Lista de comandos úteis:
etckeeper vcs log etckeeper vcs status etckeeper vcs diff etckeeper vcs add . etckeeper vcs commit -a man etckeeper
Num sistema recém-instalado, tentar este comando para ver todas as alterações feitas desde que o sistema foi instalado:
etckeeper vcs log
Para ver que arquivos não são atualmente rastreados e os que não estão atualizados:
etckeeper vcs status
Para submeter manualmente um arquivo, para você não ter que esperar até uma hora:
etckeeper vcs commit -a /etc/resolv.conf
No Debian Edu, todas as partições que não a partição
/boot/
estão em volumes lógicos LVM. Com os
núcleos (kernels) Linux, desde a versão 2.6.10, é possível estender as
partições estando elas montadas. Encolher partições ainda tem de ser feito
com as partições desmontadas.
É uma boa prática evitar a criação de partições muito grandes (mais de,
digamos, 20GiB), devido ao tempo que demora a execução do
fsck
sobre elas ou a restaurá-las a partir
de cópias de segurança, se for necessário. É melhor, se for possível, criar
várias partições menores em vez de uma partição muito grande.
É disponibilizado o script de ajuda
debian-edu-fsautoresize
para facilitar a
extensão de partições cheias. Quando invocado, o script lê a configuração a
partir de
/usr/share/debian-edu-config/fsautoresizetab
,
/site/etc/fsautoresizetab
e
/etc/fsautoresizetab
. Propõe então estender
as partições que tenham muito pouco espaço livre, de acordo com as regras
estabelecidas nestes arquivos. Se executado sem argumentos, mostrará apenas
os comandos necessários à extensão do sistema de arquivos. É necessário o
argumento -n
para que estes comandos para
extensão do sistema de arquivos sejam realmente executados.
O script é executado automaticamente a cada hora em cada cliente listado no
grupo de rede fsautoresize-hosts
.
Quando a partição utilizada pelo intermediário (proxy) Squid é
redimensionada, o valor para o tamanho do cache em
etc/squid/squid.conf
também tem que ser
atualizado. É disponibilizado o script de ajuda
/usr/share/debian-edu-config/tools/squid-update-cachedir
para fazer essa operação automaticamente, verificando o tamanho atual da
partição /var/spool/squid/
e configurando o
Squid para usar 80% desse valor como tamanho de cache.

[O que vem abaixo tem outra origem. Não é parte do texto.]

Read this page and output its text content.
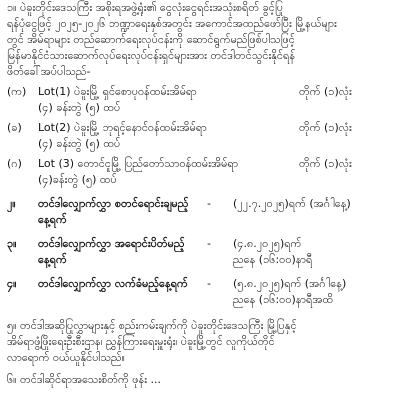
၁။ ပဲခူးတိုင်းဒေသကြီး အစိုးရအဖွဲ့ရုံး၏ ငွေလုံးငွေရင်းအသုံးစရိတ် ခွင့်ပြု
ရန်ပုံငွေဖြင့် ၂၀၂၅-၂၀၂၆ ဘဏ္ဍာရေးနှစ်အတွင်း အကောင်အထည်ဖော်ပြီး မြို့နယ်များ
တွင် အိမ်ရာများ တည်ဆောက်ရေးလုပ်ငန်းကို ဆောင်ရွက်မည်ဖြစ်ပါသဖြင့်
မြန်မာနိုင်ငံသားဆောက်လုပ်ရေးလုပ်ငန်းရှင်များအား တင်ဒါတင်သွင်းနိုင်ရန်
ဖိတ်ခေါ်အပ်ပါသည်-
(က) Lot(1) ပဲခူးမြို့ ရှင်စောပုဝန်ထမ်းအိမ်ရာ	တိုက် (၁)လုံး
(၄) ခန်းတွဲ (၅) ထပ်
(ခ) Lot(2) ပဲခူးမြို့ ဘုရင့်နောင်ဝန်ထမ်းအိမ်ရာ	တိုက် (၁)လုံး
(၄) ခန်းတွဲ (၅) ထပ်
(ဂ) Lot (3) တောင်ငူမြို့ ပြည်တော်သာဝန်ထမ်းအိမ်ရာ	တိုက် (၁)လုံး
(၄)ခန်းတွဲ (၅) ထပ်
၂။ တင်ဒါလျှောက်လွှာ စတင်ရောင်းချမည့်
နေ့ရက်
- (၂၂.၇.၂၀၂၅)ရက် (အင်္ဂါနေ့)
၃။ တင်ဒါလျှောက်လွှာ အရောင်းပိတ်မည့်
နေ့ရက်
- (၄.၈.၂၀၂၅)ရက်
ညနေ (၁၆:၀၀)နာရီ
၄။ တင်ဒါလျှောက်လွှာ လက်ခံမည့်နေ့ရက် - (၅.၈.၂၀၂၅)ရက် (အင်္ဂါနေ့)
ညနေ (၁၆:၀၀)နာရီအထိ
၅။ တင်ဒါအဆိုပြုလွှာများနှင့် စည်းကမ်းချက်ကို ပဲခူးတိုင်းဒေသကြီး မြို့ပြနှင့်
အိမ်ရာဖွံ့ဖြိုးရေးဦးစီးဌာန၊ ညွှန်ကြားရေးမှူးရုံး၊ ပဲခူးမြို့တွင် လူကိုယ်တိုင်
လာရောက် ဝယ်ယူနိုင်ပါသည်။
၆။ တင်ဒါဆိုင်ရာအသေးစိတ်ကို ဖုန်း ...
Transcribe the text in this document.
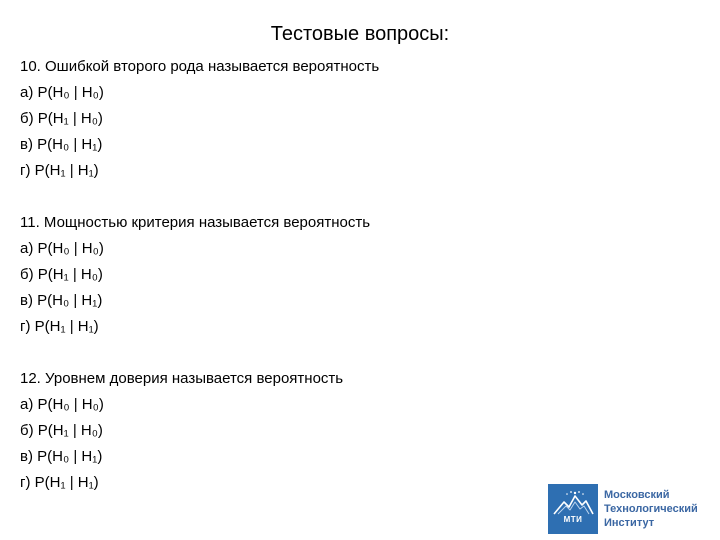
Тестовые вопросы:
10. Ошибкой второго рода называется вероятность
а) P(H₀ | H₀)
б) P(H₁ | H₀)
в) P(H₀ | H₁)
г) P(H₁ | H₁)
11. Мощностью критерия называется вероятность
а) P(H₀ | H₀)
б) P(H₁ | H₀)
в) P(H₀ | H₁)
г) P(H₁ | H₁)
12. Уровнем доверия называется вероятность
а) P(H₀ | H₀)
б) P(H₁ | H₀)
в) P(H₀ | H₁)
г) P(H₁ | H₁)
МТИ
Московский
Технологический
Институт
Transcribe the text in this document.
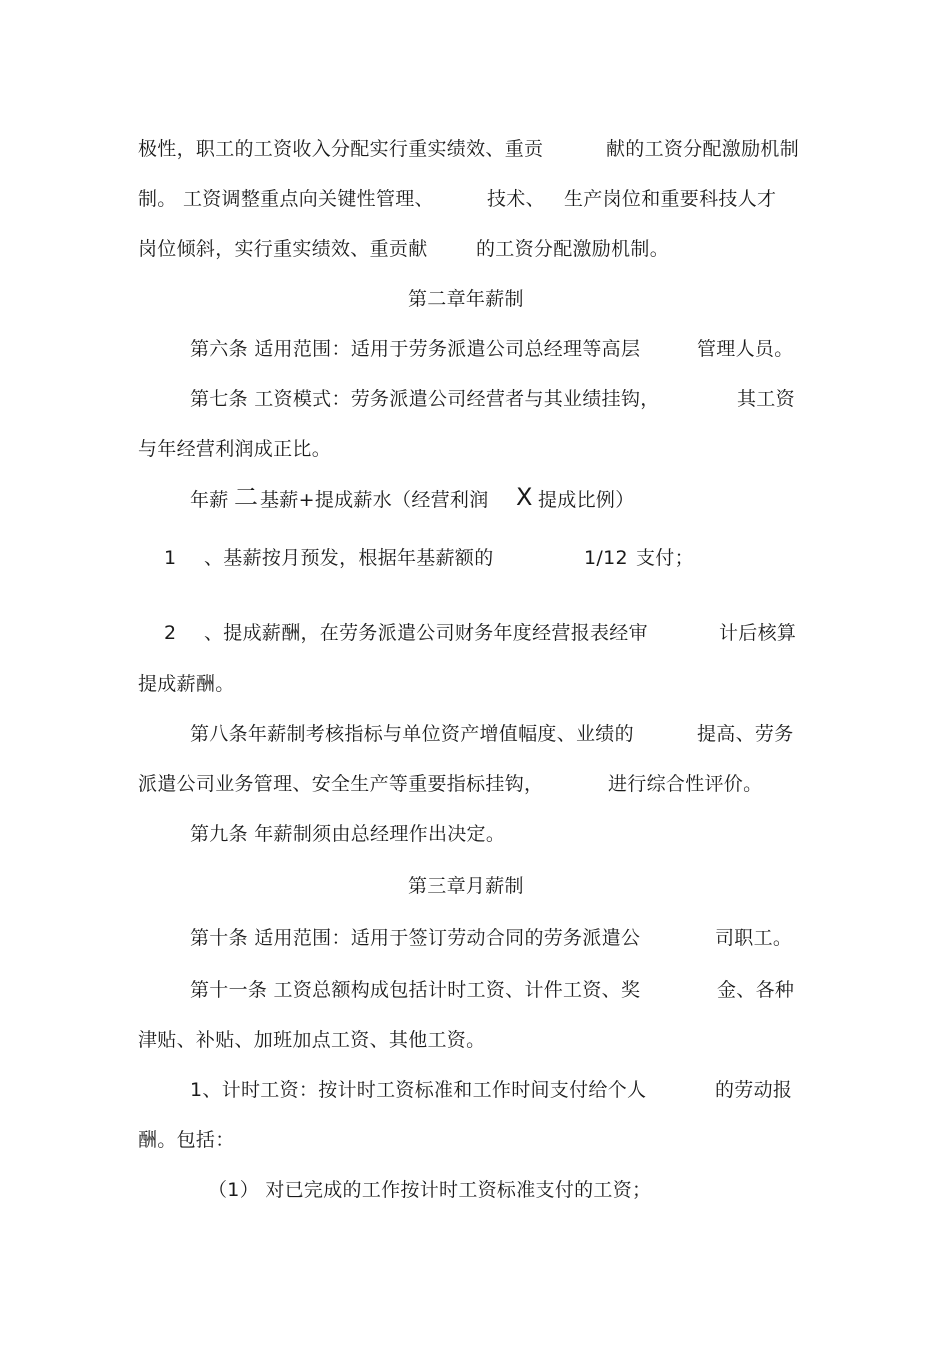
极性，职工的工资收入分配实行重实绩效、重贡	献的工资分配激励机制

制。 工资调整重点向关键性管理、	技术、 生产岗位和重要科技人才

岗位倾斜，实行重实绩效、重贡献	的工资分配激励机制。

第二章年薪制

第六条 适用范围：适用于劳务派遣公司总经理等高层	管理人员。

第七条 工资模式：劳务派遣公司经营者与其业绩挂钩，	其工资

与年经营利润成正比。

年薪 二 基薪+提成薪水（经营利润 X 提成比例）

1 、基薪按月预发，根据年基薪额的	1/12 支付；

2 、提成薪酬，在劳务派遣公司财务年度经营报表经审	计后核算

提成薪酬。

第八条年薪制考核指标与单位资产增值幅度、业绩的	提高、劳务

派遣公司业务管理、安全生产等重要指标挂钩，	进行综合性评价。

第九条 年薪制须由总经理作出决定。

第三章月薪制

第十条 适用范围：适用于签订劳动合同的劳务派遣公	司职工。

第十一条 工资总额构成包括计时工资、计件工资、奖	金、各种

津贴、补贴、加班加点工资、其他工资。

1、计时工资：按计时工资标准和工作时间支付给个人	的劳动报

酬。包括：

（1） 对已完成的工作按计时工资标准支付的工资；
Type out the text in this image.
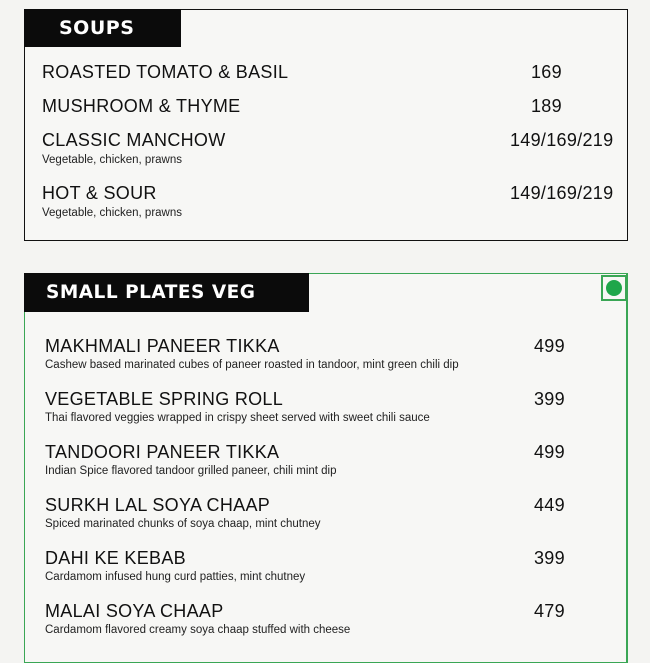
SOUPS
ROASTED TOMATO & BASIL	169
MUSHROOM & THYME	189
CLASSIC MANCHOW	149/169/219
Vegetable, chicken, prawns
HOT & SOUR	149/169/219
Vegetable, chicken, prawns
SMALL PLATES VEG
MAKHMALI PANEER TIKKA	499
Cashew based marinated cubes of paneer roasted in tandoor, mint green chili dip
VEGETABLE SPRING ROLL	399
Thai flavored veggies wrapped in crispy sheet served with sweet chili sauce
TANDOORI PANEER TIKKA	499
Indian Spice flavored tandoor grilled paneer, chili mint dip
SURKH LAL SOYA CHAAP	449
Spiced marinated chunks of soya chaap, mint chutney
DAHI KE KEBAB	399
Cardamom infused hung curd patties, mint chutney
MALAI SOYA CHAAP	479
Cardamom flavored creamy soya chaap stuffed with cheese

O Logical Volume Management (LVM), ou gestão de volumes lógicos, permite redimensionar as partições enquanto elas estão montadas e em uso. Mais sobre o LVM em Gerenciamento de volumes lógicos.
Para estender manualmente um volume lógico, basta indicar no comando
lvextend
o tamanho pretendido para esse
volume. Por exemplo, para estender home0 para 30GiB usar os seguintes
comandos:
lvextend -L30G /dev/vg_system/skole+tjener+home0 resize2fs /dev/vg_system/skole+tjener+home0
Para estender home0 em mais 30GiB, inserir um '+' (-L+30G)
O ldapvi é uma ferramenta para editar base de dados LDAP com um editor de texto normal no terminal.
É necessário executar o seguinte:
ldapvi --ldap-conf -ZD '(cn=admin)'
Nota: O ldapvi
usará o editor predefinido,
qualquer que ele seja. Executando export
EDITOR=vim
na linha de comando é possível configurar o
ambiente para obter um clone do vi como editor.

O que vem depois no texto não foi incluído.